Hobart Mowrer, who was a president of the American Psychological Associate and Johns Hopkins University, as well as a professor at Yale and Harvard talks about the presence and the problem of sin, and what has happened since modern man has concluded that sin, as a rational explaination for man's deepest problems, is just an old myth that needs to be discarded, no longer having any place in the vocabulary of modern man. Reads the words of this respected educator, who at 76 yrs of age, took his own life.
"For several decades we psychologists have looked upon the whole matter of sin and moral accountability as a great incubus and we have acclaimed our freedom from it as epic making. But at length we have discovered to be free in this sense to have the excuse of being sick rather than being sinful is to also court the danger of becoming lost. In becoming amoral, ethically neutral and free, we have cut the very roots of our being, lost our deepest sense of selfhood and identity. And with neurotics themselves, asking, "Who am I? What is my deepest destiny? And what does living really mean?" In a later article he wrote: “If we merely call it wrong-doing, we do not understand the gravity of what it is to violate some of these moral laws from which we are trying to break ourselves away.”
Like it or not, the biblical doctrine of sin is actually good news because it alone provides not only the the answer to questions like: "How could Alyssa do such a thing?", "Why would she do it?" "Where did her such thoughts begin that encouraged her to do such a heinous thing?", but a remedy as well.

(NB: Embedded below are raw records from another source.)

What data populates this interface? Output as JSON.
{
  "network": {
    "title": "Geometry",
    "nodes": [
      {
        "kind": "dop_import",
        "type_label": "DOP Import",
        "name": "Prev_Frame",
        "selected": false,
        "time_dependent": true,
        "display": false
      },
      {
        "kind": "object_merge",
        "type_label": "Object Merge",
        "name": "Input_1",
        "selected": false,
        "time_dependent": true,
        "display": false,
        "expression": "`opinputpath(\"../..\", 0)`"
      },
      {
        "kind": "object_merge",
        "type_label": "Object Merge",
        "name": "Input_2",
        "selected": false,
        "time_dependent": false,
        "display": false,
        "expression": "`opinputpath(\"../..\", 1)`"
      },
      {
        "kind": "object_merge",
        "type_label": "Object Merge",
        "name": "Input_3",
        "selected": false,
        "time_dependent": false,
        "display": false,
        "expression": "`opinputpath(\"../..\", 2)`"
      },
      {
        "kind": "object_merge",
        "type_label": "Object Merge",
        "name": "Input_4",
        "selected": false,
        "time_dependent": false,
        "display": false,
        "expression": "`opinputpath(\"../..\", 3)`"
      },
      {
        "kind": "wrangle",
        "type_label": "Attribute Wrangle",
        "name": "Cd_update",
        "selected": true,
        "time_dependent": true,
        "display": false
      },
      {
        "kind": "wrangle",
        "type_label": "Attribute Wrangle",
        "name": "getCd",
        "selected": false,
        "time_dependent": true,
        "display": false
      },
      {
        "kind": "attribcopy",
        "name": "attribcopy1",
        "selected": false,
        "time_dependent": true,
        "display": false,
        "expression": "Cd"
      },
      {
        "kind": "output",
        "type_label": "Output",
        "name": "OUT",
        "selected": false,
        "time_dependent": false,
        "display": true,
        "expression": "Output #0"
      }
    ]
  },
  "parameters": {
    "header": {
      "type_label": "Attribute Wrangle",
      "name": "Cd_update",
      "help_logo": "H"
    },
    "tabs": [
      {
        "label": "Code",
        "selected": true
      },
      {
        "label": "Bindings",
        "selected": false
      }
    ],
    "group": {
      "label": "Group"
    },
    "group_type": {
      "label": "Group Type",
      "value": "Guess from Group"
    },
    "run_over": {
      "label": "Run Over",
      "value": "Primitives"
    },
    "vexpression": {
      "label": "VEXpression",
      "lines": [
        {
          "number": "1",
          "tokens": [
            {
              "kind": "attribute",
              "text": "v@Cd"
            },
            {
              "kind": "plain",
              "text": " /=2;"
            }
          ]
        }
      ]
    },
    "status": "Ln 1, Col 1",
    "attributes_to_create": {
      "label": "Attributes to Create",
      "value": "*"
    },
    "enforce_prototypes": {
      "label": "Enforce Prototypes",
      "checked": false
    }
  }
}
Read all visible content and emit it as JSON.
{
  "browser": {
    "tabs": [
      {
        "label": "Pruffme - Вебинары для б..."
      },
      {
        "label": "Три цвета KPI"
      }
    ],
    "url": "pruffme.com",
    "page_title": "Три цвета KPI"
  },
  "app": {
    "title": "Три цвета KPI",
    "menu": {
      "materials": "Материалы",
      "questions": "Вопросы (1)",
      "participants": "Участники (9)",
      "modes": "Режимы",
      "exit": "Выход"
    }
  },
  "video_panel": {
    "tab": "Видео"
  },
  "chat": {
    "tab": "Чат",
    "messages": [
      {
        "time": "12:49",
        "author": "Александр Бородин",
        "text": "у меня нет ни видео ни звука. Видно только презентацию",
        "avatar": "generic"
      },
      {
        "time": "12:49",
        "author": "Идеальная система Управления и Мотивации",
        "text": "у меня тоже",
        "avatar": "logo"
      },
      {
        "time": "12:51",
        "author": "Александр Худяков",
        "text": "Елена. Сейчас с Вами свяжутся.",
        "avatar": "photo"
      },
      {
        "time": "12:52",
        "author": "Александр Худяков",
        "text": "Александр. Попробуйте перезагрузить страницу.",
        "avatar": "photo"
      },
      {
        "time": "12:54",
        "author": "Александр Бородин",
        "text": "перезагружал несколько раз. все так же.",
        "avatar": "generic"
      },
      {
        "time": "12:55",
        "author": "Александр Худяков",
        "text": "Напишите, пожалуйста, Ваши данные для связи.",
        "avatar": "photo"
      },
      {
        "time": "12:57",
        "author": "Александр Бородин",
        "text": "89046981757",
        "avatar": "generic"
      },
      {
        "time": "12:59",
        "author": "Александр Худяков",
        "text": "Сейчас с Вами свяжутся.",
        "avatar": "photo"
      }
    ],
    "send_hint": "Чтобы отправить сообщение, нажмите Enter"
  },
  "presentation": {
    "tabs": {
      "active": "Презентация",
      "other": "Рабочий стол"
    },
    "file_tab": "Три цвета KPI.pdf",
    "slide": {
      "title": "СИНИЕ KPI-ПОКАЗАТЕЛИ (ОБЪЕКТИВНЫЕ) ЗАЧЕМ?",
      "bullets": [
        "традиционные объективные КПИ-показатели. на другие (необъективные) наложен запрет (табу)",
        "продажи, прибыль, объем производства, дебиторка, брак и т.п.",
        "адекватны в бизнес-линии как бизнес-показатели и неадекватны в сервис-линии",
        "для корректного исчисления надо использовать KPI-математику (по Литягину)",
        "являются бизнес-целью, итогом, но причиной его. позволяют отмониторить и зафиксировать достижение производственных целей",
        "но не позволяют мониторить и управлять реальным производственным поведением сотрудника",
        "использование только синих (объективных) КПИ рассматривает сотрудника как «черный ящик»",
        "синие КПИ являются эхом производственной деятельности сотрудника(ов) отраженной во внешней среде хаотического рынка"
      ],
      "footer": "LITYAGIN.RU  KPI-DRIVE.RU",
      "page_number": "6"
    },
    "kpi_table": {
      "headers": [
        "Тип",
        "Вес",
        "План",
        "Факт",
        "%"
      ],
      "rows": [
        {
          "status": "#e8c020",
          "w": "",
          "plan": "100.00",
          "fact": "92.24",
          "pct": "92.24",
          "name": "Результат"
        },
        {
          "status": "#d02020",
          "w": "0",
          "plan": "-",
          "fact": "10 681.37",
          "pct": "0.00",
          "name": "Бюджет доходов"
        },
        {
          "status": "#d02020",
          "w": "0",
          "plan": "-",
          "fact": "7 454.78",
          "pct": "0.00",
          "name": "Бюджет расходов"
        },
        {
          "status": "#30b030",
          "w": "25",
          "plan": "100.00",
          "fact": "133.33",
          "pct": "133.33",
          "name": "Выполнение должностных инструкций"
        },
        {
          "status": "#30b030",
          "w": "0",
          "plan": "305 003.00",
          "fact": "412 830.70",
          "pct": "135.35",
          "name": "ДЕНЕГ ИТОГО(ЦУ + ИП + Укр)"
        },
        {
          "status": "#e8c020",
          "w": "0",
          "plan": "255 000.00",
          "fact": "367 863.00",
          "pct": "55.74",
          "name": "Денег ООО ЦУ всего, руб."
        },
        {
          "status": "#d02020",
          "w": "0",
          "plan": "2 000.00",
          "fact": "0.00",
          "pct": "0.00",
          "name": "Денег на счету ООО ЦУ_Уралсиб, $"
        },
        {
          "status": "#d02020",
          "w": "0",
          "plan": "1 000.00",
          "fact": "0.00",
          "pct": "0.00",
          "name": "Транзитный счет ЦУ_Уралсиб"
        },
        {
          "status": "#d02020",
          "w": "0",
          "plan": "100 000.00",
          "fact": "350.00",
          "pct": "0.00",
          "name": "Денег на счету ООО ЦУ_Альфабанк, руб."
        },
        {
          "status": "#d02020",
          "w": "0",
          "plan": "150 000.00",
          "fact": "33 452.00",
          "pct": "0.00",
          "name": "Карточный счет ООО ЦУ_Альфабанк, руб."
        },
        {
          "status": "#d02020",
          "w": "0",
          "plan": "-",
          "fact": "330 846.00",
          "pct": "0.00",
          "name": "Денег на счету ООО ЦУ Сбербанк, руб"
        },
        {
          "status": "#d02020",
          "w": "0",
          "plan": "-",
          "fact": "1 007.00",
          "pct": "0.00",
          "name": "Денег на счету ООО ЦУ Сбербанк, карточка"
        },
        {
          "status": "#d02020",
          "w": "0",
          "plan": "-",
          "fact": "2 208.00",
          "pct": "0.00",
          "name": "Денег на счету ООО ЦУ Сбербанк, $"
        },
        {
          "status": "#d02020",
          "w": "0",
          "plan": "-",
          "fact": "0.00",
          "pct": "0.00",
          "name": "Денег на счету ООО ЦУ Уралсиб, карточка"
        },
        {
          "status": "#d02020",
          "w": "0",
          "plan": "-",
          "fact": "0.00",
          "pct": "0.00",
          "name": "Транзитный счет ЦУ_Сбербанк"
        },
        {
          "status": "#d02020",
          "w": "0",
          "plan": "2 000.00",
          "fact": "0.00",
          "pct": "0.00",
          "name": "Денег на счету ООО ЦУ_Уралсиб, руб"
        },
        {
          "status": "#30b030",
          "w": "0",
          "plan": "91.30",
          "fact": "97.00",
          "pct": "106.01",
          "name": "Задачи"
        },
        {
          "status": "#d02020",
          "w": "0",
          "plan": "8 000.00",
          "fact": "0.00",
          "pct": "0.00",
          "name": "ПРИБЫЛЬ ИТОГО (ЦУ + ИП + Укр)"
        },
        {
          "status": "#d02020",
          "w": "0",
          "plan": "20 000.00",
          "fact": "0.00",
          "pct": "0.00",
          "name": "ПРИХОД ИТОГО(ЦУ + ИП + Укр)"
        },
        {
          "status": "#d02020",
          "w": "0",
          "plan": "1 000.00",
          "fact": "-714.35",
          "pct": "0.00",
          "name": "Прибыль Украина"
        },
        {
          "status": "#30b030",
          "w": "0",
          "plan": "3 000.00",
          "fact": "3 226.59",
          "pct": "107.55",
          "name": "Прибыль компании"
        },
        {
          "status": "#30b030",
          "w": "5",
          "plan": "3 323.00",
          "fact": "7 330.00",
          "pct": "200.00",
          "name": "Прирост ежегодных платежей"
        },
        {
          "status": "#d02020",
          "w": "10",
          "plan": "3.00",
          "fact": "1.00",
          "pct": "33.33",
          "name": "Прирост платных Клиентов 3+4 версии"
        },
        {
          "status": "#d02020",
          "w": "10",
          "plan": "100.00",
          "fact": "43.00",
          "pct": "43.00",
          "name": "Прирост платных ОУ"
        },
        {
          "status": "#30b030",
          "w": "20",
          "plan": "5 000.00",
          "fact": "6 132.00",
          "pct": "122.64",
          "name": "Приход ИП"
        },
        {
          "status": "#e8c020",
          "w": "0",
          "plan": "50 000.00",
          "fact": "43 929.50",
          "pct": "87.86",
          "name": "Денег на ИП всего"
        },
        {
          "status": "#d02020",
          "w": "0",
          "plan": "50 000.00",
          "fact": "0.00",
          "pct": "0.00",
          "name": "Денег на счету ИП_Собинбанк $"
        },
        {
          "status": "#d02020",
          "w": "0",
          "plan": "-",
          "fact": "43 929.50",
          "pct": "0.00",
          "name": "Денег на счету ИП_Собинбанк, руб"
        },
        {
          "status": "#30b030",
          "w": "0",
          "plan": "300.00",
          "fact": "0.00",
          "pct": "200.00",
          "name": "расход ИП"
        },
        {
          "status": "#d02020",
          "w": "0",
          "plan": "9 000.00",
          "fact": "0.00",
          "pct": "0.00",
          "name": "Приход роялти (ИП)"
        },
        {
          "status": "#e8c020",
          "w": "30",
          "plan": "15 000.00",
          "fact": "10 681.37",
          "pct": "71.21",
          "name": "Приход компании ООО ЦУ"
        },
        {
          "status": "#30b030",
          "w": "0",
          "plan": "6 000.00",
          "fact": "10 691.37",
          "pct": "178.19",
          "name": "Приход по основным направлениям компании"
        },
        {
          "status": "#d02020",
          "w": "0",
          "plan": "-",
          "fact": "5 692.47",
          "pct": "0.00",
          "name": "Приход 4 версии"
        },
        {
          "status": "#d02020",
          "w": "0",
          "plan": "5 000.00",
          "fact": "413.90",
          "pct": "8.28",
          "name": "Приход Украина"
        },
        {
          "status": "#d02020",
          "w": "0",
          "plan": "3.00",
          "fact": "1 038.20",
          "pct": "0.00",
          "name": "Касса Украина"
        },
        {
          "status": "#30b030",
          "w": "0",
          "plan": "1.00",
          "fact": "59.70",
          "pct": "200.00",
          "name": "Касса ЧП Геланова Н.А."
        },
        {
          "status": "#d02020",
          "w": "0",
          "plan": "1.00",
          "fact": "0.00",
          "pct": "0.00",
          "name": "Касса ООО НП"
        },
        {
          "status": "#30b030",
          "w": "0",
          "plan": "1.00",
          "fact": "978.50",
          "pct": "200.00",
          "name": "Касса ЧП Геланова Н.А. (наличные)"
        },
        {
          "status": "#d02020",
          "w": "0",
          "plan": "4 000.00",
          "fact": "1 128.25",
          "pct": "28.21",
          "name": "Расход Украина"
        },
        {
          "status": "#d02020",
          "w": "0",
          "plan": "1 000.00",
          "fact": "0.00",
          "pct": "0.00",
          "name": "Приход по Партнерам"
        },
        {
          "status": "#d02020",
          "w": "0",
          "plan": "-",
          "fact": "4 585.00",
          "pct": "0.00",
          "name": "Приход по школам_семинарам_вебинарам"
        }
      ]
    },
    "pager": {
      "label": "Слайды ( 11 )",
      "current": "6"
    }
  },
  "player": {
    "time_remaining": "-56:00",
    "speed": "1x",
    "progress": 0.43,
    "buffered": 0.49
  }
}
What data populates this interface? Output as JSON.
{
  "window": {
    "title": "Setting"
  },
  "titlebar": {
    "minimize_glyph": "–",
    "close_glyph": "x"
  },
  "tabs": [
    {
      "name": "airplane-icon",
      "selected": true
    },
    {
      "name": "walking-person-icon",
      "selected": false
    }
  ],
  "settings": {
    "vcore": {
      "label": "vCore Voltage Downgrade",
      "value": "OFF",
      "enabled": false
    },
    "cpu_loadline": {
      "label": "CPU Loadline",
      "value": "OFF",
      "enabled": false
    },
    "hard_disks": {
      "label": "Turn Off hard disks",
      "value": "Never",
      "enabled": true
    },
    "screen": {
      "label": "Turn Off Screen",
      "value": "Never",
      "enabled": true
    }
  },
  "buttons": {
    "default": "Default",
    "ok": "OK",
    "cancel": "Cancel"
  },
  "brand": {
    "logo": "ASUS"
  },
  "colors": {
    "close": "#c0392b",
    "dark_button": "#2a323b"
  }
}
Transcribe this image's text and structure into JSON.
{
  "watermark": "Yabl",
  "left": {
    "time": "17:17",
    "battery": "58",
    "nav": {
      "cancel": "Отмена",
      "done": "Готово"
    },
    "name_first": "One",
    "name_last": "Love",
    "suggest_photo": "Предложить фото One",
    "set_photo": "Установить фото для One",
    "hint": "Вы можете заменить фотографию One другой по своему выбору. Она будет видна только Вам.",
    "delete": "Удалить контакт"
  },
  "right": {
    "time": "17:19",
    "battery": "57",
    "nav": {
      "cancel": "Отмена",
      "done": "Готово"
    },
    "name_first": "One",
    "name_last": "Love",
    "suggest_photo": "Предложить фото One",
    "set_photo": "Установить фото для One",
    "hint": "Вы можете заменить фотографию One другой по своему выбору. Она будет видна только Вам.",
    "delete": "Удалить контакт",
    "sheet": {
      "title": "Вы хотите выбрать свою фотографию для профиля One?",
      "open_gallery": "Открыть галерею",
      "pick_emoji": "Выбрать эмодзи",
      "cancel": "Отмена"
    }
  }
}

When we refuse to turn and face the possibility of the presence of sin, we end up at the same place the atheist educator Hobart Mowrer, kept coming to, a conclusion that eventually caused him to start considering the possibility of a malady in humanity that science wasn't qualified to diagnosis or heal. In other words, deny the reality and presence of sin in every human heart, and the "How?", "Why?" and "Where?" become impossible to answer.
When sin finds a willing host, someone to convince and manipulate, there is no end to the heinous, senseless acts that humanity is capable of committing against itself, and there is no worse or more concluding proof of this than the 20th and 21st Centuries of humanity.